Livio Ribeiro, economista e sócio da BRCG Consultores, destaca que a forte redução nos bens duráveis resulta da combinação de choques na oferta, com desorganizações adicionais nas já confusas cadeias globais de suprimentos, como ajustes a uma demanda bem mais fraca, com queda da renda e encarecimento do crédito. O cenário difícil de 2002 ganhou nuances negativas com a guerra na Ucrânia, levando à explosão de custos de insumo se aumento do risco de estagflação global. A BRCG projeta expansão da indústria de 0,2% em 2022, com viés de baixa.
Rafael Cagnin, economista do Instituto de Estudos para o Desenvolvimento Industrial (IEDI), diz que ainda não é possível avaliar o impacto do conflito na indústria, mas reforça que a alta de commodities agrícolas e metálicas afeta “de forma transversal” o setor. A alta do petróleo pressiona também a indústria petroquímica e seus derivados, como plásticos e borracha. Commodities metálicas - níquel, alumínio, minério de ferro - são insumos importantes.
Com o conflito da Ucrânia, diz Marina Garrido, pesquisadora do Instituto Brasileiro de Economia (Ibre FGV), a normalização do descompasso global entre oferta e demanda e os gargalos logísticos esperada para meados de 2022 deve ocorrer só no começo de 2023.
Alberto Ramos, economista do Goldman Sachs, diz que se espera ligeira recuperação do setor em fevereiro, mas daqui para frente a indústria deve enfrentar ventos contrários, como condições financeiras mais apertadas, demanda fraca, inflação, alta em custos logísticos, energéticos e de insumos.
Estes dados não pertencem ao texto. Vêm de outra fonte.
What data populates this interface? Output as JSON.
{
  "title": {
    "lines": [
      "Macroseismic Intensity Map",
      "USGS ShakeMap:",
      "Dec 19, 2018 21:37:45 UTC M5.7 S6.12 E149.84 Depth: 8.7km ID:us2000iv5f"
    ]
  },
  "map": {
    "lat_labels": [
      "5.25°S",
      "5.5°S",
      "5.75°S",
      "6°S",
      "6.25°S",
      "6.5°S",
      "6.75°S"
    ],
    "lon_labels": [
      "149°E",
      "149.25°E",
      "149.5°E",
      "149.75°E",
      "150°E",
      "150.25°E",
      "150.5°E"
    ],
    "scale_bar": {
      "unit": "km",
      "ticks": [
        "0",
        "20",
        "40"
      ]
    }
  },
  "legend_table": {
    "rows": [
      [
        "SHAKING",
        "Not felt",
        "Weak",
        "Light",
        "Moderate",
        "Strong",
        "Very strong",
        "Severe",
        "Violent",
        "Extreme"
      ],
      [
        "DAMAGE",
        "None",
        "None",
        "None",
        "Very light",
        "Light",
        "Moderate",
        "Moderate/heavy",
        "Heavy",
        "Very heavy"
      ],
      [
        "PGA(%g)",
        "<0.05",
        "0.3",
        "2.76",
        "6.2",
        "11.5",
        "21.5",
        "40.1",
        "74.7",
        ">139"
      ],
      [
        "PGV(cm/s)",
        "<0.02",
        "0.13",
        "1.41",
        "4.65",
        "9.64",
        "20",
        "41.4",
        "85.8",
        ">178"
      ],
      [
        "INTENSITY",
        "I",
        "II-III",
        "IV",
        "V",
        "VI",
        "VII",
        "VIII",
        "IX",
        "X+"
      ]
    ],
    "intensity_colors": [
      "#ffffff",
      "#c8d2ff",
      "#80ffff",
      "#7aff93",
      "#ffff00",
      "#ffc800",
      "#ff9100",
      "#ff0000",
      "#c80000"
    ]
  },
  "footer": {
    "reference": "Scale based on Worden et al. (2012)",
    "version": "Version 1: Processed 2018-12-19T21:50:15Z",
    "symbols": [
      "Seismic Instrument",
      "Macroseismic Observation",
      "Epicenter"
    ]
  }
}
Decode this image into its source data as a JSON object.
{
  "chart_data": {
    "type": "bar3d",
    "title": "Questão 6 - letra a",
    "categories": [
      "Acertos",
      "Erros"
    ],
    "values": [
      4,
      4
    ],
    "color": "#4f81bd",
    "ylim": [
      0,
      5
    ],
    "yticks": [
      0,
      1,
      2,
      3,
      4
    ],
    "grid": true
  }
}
O Índice Gerente de Compras do setor industrial da IHS Markit (PMI) mostrou ligeira melhora: subiu de 47,8 em janeiro para 49,6 em fevereiro, mas ainda está abaixo de 50, sinalizando a quarta deterioração consecutiva na saúde geral do setor.
O corte de IPI sobre bens industriais e debates sobre ICMS para amenizar o impacto dos combustíveis não devem se sobrepor a esse cenário diz Rafael Cardoso, economista-chefe da Daycoval Asset.